L’histoire du monde entier témoigne du contraire de votre assertion. Napoléon Bonaparte, en codifiant le droit dans le Code civil, n’a pas jeté aux orties le droit romain ; il l’a adapté à son temps. Mandela, en bâtissant l’Afrique du Sud post-apartheid, n’a pas nié les luttes passées : il les a prolongées avec une sagesse puisée dans une mémoire collective. En musique, Mozart a repris les structures classiques des anciens pour les transcender ; Picasso s’est nourri de l’art africain traditionnel pour inventer le cubisme. Faire du neuf avec du vieux, c’est précisément ce que fait toute intelligence créatrice qui comprend que le passé n’est pas une prison, mais une ressource.

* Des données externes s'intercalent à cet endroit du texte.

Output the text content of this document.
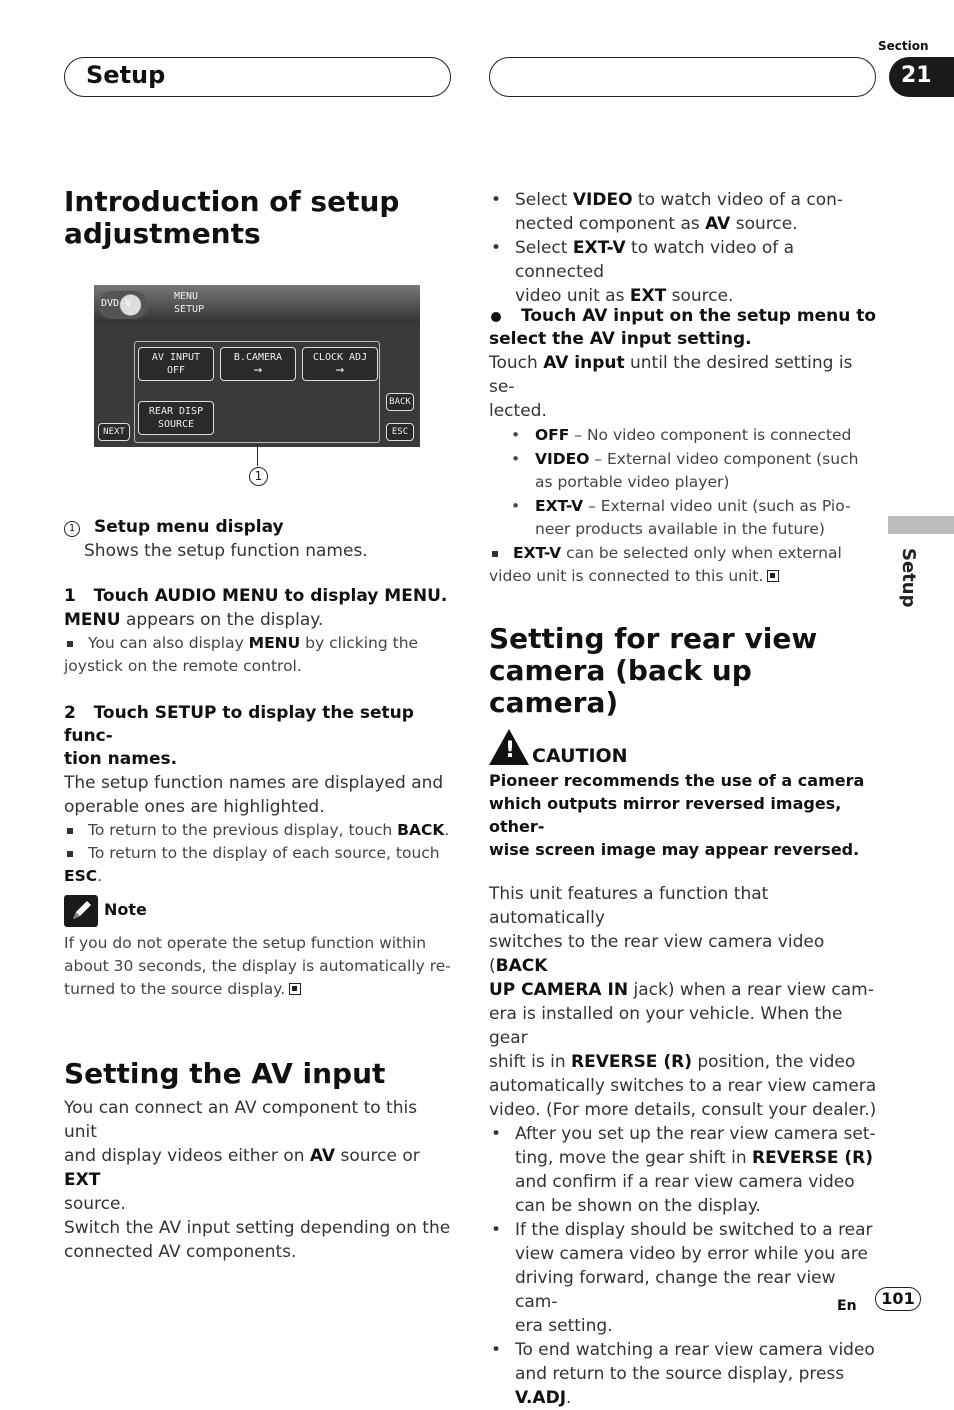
Setup
Section
21
Setup
Introduction of setup adjustments
DVD-V
MENU
SETUP
AV INPUT
OFF
B.CAMERA
→
CLOCK ADJ
→
REAR DISP
SOURCE
BACK
ESC
NEXT
1

1 Setup menu display

Shows the setup function names.

1   Touch AUDIO MENU to display MENU.

MENU appears on the display.

You can also display MENU by clicking the

joystick on the remote control.

2   Touch SETUP to display the setup func-

tion names.

The setup function names are displayed and

operable ones are highlighted.

To return to the previous display, touch BACK.

To return to the display of each source, touch

ESC.

Note

If you do not operate the setup function within

about 30 seconds, the display is automatically re-

turned to the source display.

Setting the AV input

You can connect an AV component to this unit

and display videos either on AV source or EXT

source.

Switch the AV input setting depending on the

connected AV components.

• Select VIDEO to watch video of a con-

nected component as AV source.

• Select EXT-V to watch video of a connected

video unit as EXT source.

Touch AV input on the setup menu to

select the AV input setting.

Touch AV input until the desired setting is se-

lected.

• OFF – No video component is connected

• VIDEO – External video component (such

as portable video player)

• EXT-V – External video unit (such as Pio-

neer products available in the future)

EXT-V can be selected only when external

video unit is connected to this unit.

Setting for rear view
camera (back up camera)
! CAUTION

Pioneer recommends the use of a camera

which outputs mirror reversed images, other-

wise screen image may appear reversed.

This unit features a function that automatically

switches to the rear view camera video (BACK

UP CAMERA IN jack) when a rear view cam-

era is installed on your vehicle. When the gear

shift is in REVERSE (R) position, the video

automatically switches to a rear view camera

video. (For more details, consult your dealer.)

• After you set up the rear view camera set-

ting, move the gear shift in REVERSE (R)

and confirm if a rear view camera video

can be shown on the display.

• If the display should be switched to a rear

view camera video by error while you are

driving forward, change the rear view cam-

era setting.

• To end watching a rear view camera video

and return to the source display, press

V.ADJ.

En	101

Il faut aussi dire un mot sur cette expression désormais galvaudée : l’alternance générationnelle. Brandie comme un slogan magique, elle dissimule parfois une vacuité programmatique inquiétante. Faut-il comprendre que la jeunesse, du seul fait de son âge, détiendrait les clés du salut national ? Ce serait là un jeunisme aussi dangereux que l’élitisme qu’il prétend dénoncer. L’âge ne garantit ni compétence, ni intégrité, ni vision. La sagesse populaire le sait : «Ce n’est pas parce qu’on a la bouche pleine de lait qu’on dit des choses pures.»
Et puisque vous avez, avec d’autres, désormais les manettes du pouvoir, le moment est venu de faire vos preuves. Comme l’a dit le Prix Nobel de littérature Wole Soyinka : «Le tigre n’a pas besoin de crier sa tigritude, il bondit sur sa proie et la dévore.» L’heure n’est plus aux postures, mais aux actes. Montrez-nous le neuf. Pas par l’effacement du passé, mais par la hauteur de vos décisions, la justesse de vos politiques, la profondeur de vos idées. L’alternance n’a de sens que si elle produit mieux. Sinon, elle n’est qu’un simulacre de renouveau.
Enfin, vouloir faire table rase du passé, c’est faire fi de l’intelligence lente, des apprentissages collectifs, des institutions à consolider. L’alchimie du changement véritable, celui qui transforme sans détruire, réside dans la capacité à conjuguer héritage et innovation. Vouloir construire sans fondation, c’est bâtir sur du sable.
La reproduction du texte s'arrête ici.